Lido DAO, the decentralized organization that manages Ethereum’s main liquid staking protocol, is considering a $1 million buyback of its LDO tokens with the aim of removing them from the market and stimulating demand.
The initiative is born Today, March 30th, LDO price is about $0.32 Background of the sharp declineThis is 95% from the all-time high (ATH) of $7.30 reached in August 2021.
The governance proposal, submitted on March 27, proposes to use up to 10,000 stETH ($20 million at current prices) from the Lido DAO treasury, a synthetic token representing Ether (ETH) staked within the protocol, to purchase LDO on the market.
The acquired tokens will be returned to the Ministry of Finance. It seeks to reduce circulating supply (8%) and create upward pressure on prices.
To understand the scope of this measure, it is important to understand Lido’s role within the Ethereum ecosystem. This protocol allows users to participate in staking, as explained in Criptopedia, the education section of CriptoNoticias. This means you can block ETH, validate transactions, and work with network security without losing liquidity. In return, you receive stETH that can be used in various financial instruments within the digital ecosystem.
The central argument of this proposal is that LDO’s current price does not reflect the fundamentals of the protocol. According to the promoter: There is a “significant discrepancy” between the token price and Lido’s actual performance.
In their proposal, they point out that the relationship between LDO and ETH shows a significant discount compared to recent historical averages, despite no comparable deterioration in the protocol’s operational metrics.
The graphs included in the proposal allow you to clearly visualize this disconnect.
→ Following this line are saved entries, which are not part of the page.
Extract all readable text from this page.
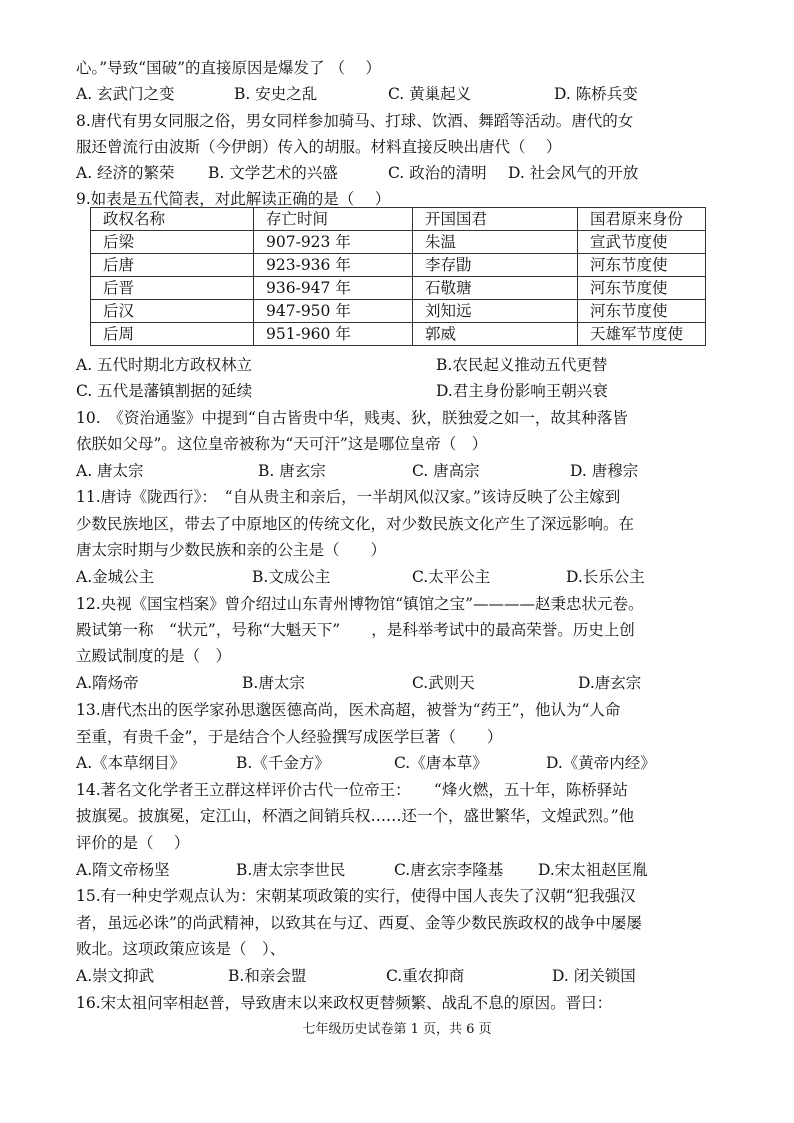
心。”导致“国破”的直接原因是爆发了 （　 ）
A. 玄武门之变	B. 安史之乱	C. 黄巢起义	D. 陈桥兵变
8.唐代有男女同服之俗，男女同样参加骑马、打球、饮酒、舞蹈等活动。唐代的女
服还曾流行由波斯（今伊朗）传入的胡服。材料直接反映出唐代（　 ）
A. 经济的繁荣 B. 文学艺术的兴盛	C. 政治的清明 D. 社会风气的开放
9.如表是五代简表，对此解读正确的是（　 ）
政权名称	存亡时间	开国国君	国君原来身份
后梁	907-923 年	朱温	宣武节度使
后唐	923-936 年	李存勖	河东节度使
后晋	936-947 年	石敬瑭	河东节度使
后汉	947-950 年	刘知远	河东节度使
后周	951-960 年	郭威	天雄军节度使
A. 五代时期北方政权林立	B.农民起义推动五代更替
C. 五代是藩镇割据的延续	D.君主身份影响王朝兴衰
10.　《资治通鉴》中提到“自古皆贵中华，贱夷、狄，朕独爱之如一，故其种落皆
依朕如父母”。这位皇帝被称为“天可汗”这是哪位皇帝（　）
A. 唐太宗	B. 唐玄宗	C. 唐高宗	D. 唐穆宗
11.唐诗《陇西行》：　“自从贵主和亲后，一半胡风似汉家。”该诗反映了公主嫁到
少数民族地区，带去了中原地区的传统文化，对少数民族文化产生了深远影响。在
唐太宗时期与少数民族和亲的公主是（　　）
A.金城公主	B.文成公主	C.太平公主	D.长乐公主
12.央视《国宝档案》曾介绍过山东青州博物馆“镇馆之宝”————赵秉忠状元卷。
殿试第一称　“状元”，号称“大魁天下”　　，是科举考试中的最高荣誉。历史上创
立殿试制度的是（　）
A.隋炀帝	B.唐太宗	C.武则天	D.唐玄宗
13.唐代杰出的医学家孙思邈医德高尚，医术高超，被誉为“药王”，他认为“人命
至重，有贵千金”，于是结合个人经验撰写成医学巨著（　　）
A.《本草纲目》	B.《千金方》	C.《唐本草》	D.《黄帝内经》
14.著名文化学者王立群这样评价古代一位帝王：　　“烽火燃，五十年，陈桥驿站
披旗冕。披旗冕，定江山，杯酒之间销兵权……还一个，盛世繁华，文煌武烈。”他
评价的是（　 ）
A.隋文帝杨坚	B.唐太宗李世民	C.唐玄宗李隆基 D.宋太祖赵匡胤
15.有一种史学观点认为：宋朝某项政策的实行，使得中国人丧失了汉朝“犯我强汉
者，虽远必诛”的尚武精神，以致其在与辽、西夏、金等少数民族政权的战争中屡屡
败北。这项政策应该是（　）、
A.崇文抑武	B.和亲会盟	C.重农抑商	D. 闭关锁国
16.宋太祖问宰相赵普，导致唐末以来政权更替频繁、战乱不息的原因。晋曰：
七年级历史试卷第 1 页，共 6 页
This shows how the relationship between LDO and ETH prices has steadily declined over the past two years. The curve shows a noticeable decline to current levels near 0.00016, well below the historical range of price action (which hovered between 0.0004 and 0.0005).
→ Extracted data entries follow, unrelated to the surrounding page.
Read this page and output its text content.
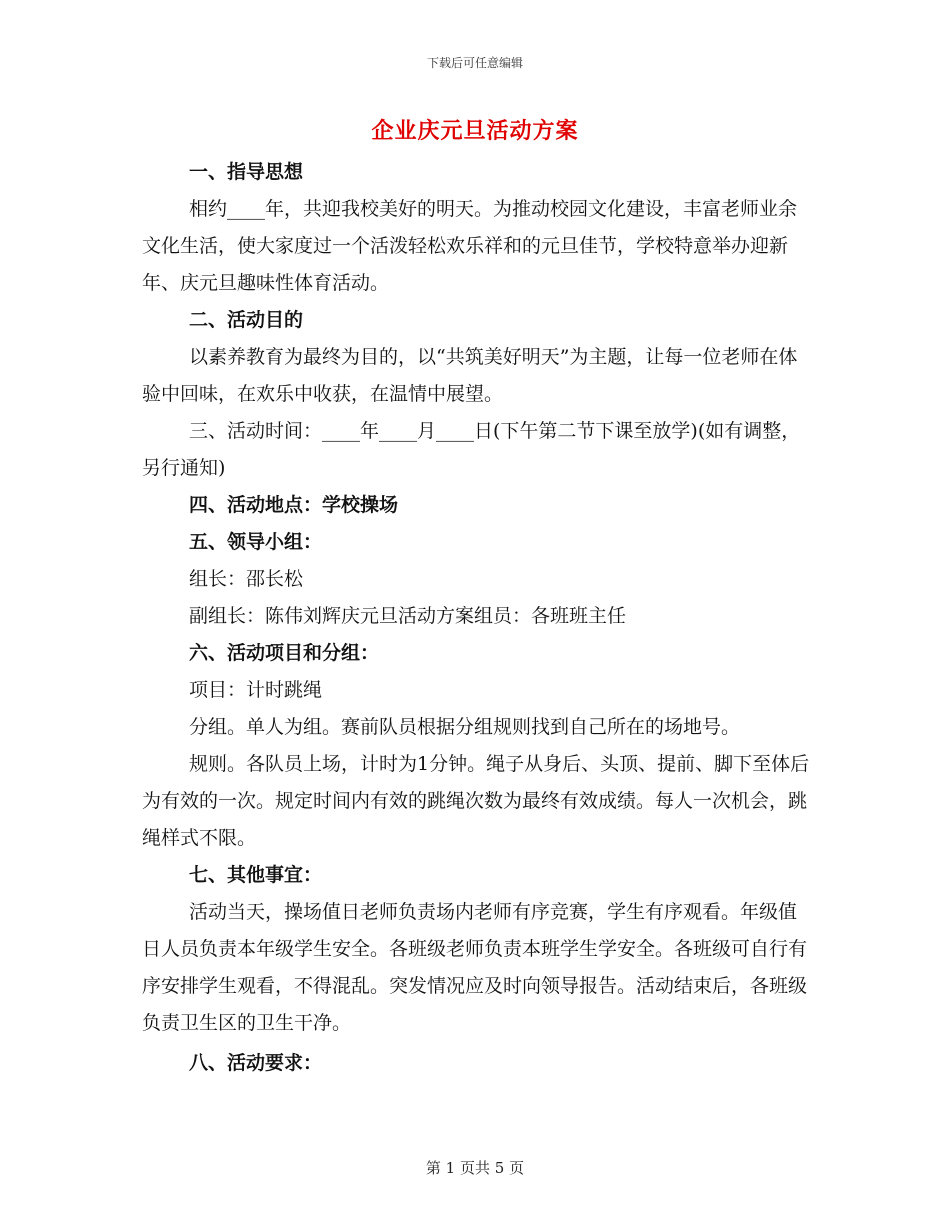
下载后可任意编辑
企业庆元旦活动方案

一、指导思想

相约____年，共迎我校美好的明天。为推动校园文化建设，丰富老师业余文化生活，使大家度过一个活泼轻松欢乐祥和的元旦佳节，学校特意举办迎新年、庆元旦趣味性体育活动。

二、活动目的

以素养教育为最终为目的，以“共筑美好明天”为主题，让每一位老师在体验中回味，在欢乐中收获，在温情中展望。

三、活动时间：____年____月____日(下午第二节下课至放学)(如有调整，另行通知)

四、活动地点：学校操场

五、领导小组：

组长：邵长松

副组长：陈伟刘辉庆元旦活动方案组员：各班班主任

六、活动项目和分组：

项目：计时跳绳

分组。单人为组。赛前队员根据分组规则找到自己所在的场地号。

规则。各队员上场，计时为1分钟。绳子从身后、头顶、提前、脚下至体后为有效的一次。规定时间内有效的跳绳次数为最终有效成绩。每人一次机会，跳绳样式不限。

七、其他事宜：

活动当天，操场值日老师负责场内老师有序竞赛，学生有序观看。年级值日人员负责本年级学生安全。各班级老师负责本班学生学安全。各班级可自行有序安排学生观看，不得混乱。突发情况应及时向领导报告。活动结束后，各班级负责卫生区的卫生干净。

八、活动要求：

第 1 页共 5 页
This is the central point of the proposal. Although LDO fell sharply against ETH, the Lido indicator did not deteriorate to the same extent. The net reward for this protocol has decreased by approximately 20%. However, operating costs improved and the commission rate held by Lido increased from 5% to 6.11%.. For boosters, this suggests that the token’s price has fallen more than the protocol’s fundamentals warrant.
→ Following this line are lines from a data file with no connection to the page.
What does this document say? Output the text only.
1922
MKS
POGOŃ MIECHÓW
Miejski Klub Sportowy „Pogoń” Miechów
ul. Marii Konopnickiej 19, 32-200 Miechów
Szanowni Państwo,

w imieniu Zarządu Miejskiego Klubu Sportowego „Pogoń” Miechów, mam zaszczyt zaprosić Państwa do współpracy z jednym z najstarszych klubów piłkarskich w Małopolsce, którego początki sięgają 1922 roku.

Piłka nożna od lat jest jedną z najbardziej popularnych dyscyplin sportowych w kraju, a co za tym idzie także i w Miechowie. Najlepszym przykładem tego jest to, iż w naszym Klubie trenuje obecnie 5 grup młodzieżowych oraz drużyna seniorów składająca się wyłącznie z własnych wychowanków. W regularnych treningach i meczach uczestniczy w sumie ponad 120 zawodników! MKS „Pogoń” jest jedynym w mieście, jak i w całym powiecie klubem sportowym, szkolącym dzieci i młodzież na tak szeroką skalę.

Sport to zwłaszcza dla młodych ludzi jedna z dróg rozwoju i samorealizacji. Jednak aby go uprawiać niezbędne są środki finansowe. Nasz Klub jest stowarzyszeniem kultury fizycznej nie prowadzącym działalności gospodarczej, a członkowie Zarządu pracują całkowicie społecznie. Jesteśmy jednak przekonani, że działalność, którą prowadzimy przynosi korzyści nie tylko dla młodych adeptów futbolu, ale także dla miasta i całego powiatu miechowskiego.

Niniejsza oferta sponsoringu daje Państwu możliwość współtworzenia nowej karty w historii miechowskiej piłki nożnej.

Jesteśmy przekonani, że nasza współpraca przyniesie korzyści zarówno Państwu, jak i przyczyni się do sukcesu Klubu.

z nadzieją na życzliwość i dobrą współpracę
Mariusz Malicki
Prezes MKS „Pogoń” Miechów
The execution of share buybacks is planned in stages through split acquisitions. It aims to avoid sudden market impacts and minimize price slippage.. Depending on the liquidity situation, operations can be performed on both decentralized platforms (DEXs) and centralized exchanges.
Please note that this initiative is presented as follows: Capital allocation decisions to capture value and enhance protocol development.
But at the same time, it also raises the following questions: At what point is a buyback with Treasury funds considered a direct intervention in the price of a token?
The proposal takes into account the fundamental debate of whether the market is undervaluing LDOs or, conversely, whether the current price reflects the limits that governance tokens typically require to capture value. This is because governance tokens often do not have direct access to protocol revenues, making them less useful for voting functions, among other things.
Currently, the proposal is still under discussion and refinement on the Lido Research Forum (Lido Research) and has not yet entered the formal voting stage, according to the Lido Voting Portal (Snapshot).
If successful, this effort would be a concrete step towards more active management of tokens by the protocol.at a time when LDO is still far from its historic highs.